Bag of regression trees, specified as a TreeBagger model object created by TreeBagger. The value of Mdl.Method must be regression.

Sample data used to estimate quantiles, specified as a numeric matrix or table.

Each row of X corresponds to one observation, and each column corresponds to one variable. If you specify Y, then the number of rows in X must be equal to the length of Y.

  • For a numeric matrix:

    • The variables making up the columns of X must have the same order as the predictor variables that trained Mdl (stored in Mdl.PredictorNames).

    • If you trained Mdl using a table (for example, Tbl), then X can be a numeric matrix if Tbl contains all numeric predictor variables. If Tbl contains heterogeneous predictor variables (for example, numeric and categorical data types), then quantileError throws an error.

    • Specify Y for the true responses.

  • For a table:

    • quantileError does not support multi-column variables and cell arrays other than cell arrays of character vectors.

    • If you trained Mdl using a table (for example, Tbl), then all predictor variables in X must have the same variable names and data types as those variables that trained Mdl (stored in Mdl.PredictorNames). However, the column order of X does not need to correspond to the column order of Tbl. Tbl and X can contain additional variables (response variables, observation weights, etc.).

    • If you trained Mdl using a numeric matrix, then the predictor names in Mdl.PredictorNames and corresponding predictor variable names in X must be the same. To specify predictor names during training, see the PredictorNames name-value pair argument of TreeBagger. All predictor variables in X must be numeric vectors. X can contain additional variables (response variables, observation weights, etc.).

    • If X contains the response variable:

      • If the response variable has the same name as the response variable that trained Mdl, then you do not have to supply the response variable name or vector of true responses. quantileError uses that variable for the true responses by default.

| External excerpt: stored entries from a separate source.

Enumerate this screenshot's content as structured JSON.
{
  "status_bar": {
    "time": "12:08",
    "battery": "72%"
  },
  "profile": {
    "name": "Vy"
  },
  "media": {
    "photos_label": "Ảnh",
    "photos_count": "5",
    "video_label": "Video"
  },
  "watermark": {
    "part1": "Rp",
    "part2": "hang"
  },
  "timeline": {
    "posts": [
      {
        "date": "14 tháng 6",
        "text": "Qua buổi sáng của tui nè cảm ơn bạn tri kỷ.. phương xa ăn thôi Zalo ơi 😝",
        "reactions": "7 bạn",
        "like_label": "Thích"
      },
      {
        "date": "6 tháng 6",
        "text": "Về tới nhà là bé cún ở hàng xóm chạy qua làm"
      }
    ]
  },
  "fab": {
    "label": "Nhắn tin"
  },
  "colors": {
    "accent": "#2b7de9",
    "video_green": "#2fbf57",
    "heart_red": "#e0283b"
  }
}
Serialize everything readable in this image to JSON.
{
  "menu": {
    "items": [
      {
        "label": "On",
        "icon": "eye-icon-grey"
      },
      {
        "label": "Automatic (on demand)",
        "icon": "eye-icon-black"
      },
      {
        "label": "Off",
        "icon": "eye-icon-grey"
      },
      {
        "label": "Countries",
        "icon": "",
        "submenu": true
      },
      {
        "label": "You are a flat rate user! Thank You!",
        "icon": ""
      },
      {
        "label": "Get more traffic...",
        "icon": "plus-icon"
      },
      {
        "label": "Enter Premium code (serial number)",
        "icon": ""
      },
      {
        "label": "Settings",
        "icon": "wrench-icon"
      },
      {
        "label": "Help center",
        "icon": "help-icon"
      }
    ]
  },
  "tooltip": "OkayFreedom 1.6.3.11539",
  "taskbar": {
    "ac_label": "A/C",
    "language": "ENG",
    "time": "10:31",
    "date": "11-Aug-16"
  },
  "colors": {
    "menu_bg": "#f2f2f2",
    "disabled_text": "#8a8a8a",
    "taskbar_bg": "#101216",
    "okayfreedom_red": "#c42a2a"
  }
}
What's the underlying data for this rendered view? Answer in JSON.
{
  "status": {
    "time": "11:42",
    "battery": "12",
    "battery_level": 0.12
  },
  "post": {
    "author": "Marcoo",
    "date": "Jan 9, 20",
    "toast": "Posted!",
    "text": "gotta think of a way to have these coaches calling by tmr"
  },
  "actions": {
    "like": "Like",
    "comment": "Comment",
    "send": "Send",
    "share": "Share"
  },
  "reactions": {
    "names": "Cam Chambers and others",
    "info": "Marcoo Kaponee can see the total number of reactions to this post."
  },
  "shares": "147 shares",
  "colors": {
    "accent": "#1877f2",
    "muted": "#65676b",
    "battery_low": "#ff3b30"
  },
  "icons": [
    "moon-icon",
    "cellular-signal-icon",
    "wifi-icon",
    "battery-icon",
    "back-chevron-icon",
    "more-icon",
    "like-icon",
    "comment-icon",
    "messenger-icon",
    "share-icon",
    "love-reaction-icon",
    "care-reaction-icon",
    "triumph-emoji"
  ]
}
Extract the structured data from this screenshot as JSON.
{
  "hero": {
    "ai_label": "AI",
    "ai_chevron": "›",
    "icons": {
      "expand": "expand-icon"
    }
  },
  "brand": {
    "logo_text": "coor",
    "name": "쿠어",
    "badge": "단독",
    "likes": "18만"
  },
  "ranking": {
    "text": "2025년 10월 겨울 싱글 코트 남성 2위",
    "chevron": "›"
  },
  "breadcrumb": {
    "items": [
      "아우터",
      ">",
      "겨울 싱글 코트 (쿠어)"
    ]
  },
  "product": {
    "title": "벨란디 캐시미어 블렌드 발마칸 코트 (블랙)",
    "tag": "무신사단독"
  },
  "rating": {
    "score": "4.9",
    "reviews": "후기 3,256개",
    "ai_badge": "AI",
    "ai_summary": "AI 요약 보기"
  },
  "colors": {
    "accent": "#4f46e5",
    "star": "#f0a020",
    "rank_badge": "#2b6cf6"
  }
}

      • You can specify ResponseVarName or Y for the true responses.

Data Types: table | double | single

Response variable name, specified as a character vector or string scalar. ResponseVarName must be the name of the response variable in the table of sample data X.

If the table X contains the response variable, and it has the same name as the response variable used to train Mdl, then you do not have to specify ResponseVarName. quantileError uses that variable for the true responses by default.

Data Types: char | string

True responses, specified as a numeric vector. The number of rows in X must be equal to the length of Y.

Data Types: double | single

Name-Value Pair Arguments

Specify optional comma-separated pairs of Name,Value arguments. Name is the argument name and Value is the corresponding value. Name must appear inside quotes. You can specify several name and value pair arguments in any order as Name1,Value1,...,NameN,ValueN.

Ensemble error type, specified as the comma-separated pair consisting of 'Mode' and a value in this table. Suppose tau is the value of Quantile.

ValueDescription
'cumulative'

err is a Mdl.NumTrees-by-numel(tau) numeric matrix of cumulative quantile regression errors. err(j,k) is the tau(k) quantile regression error using the learners in Mdl.Trees(1:j) only.

'ensemble'

err is a 1-by-numel(tau) numeric vector of cumulative quantile regression errors for the entire ensemble. err(k) is the tau(k) ensemble quantile regression error.

'individual'

err is a Mdl.NumTrees-by-numel(tau) numeric matrix of quantile regression errors from individual learners. err(j,k) is the tau(k) quantile regression error using the learner in Mdl.Trees(j) only.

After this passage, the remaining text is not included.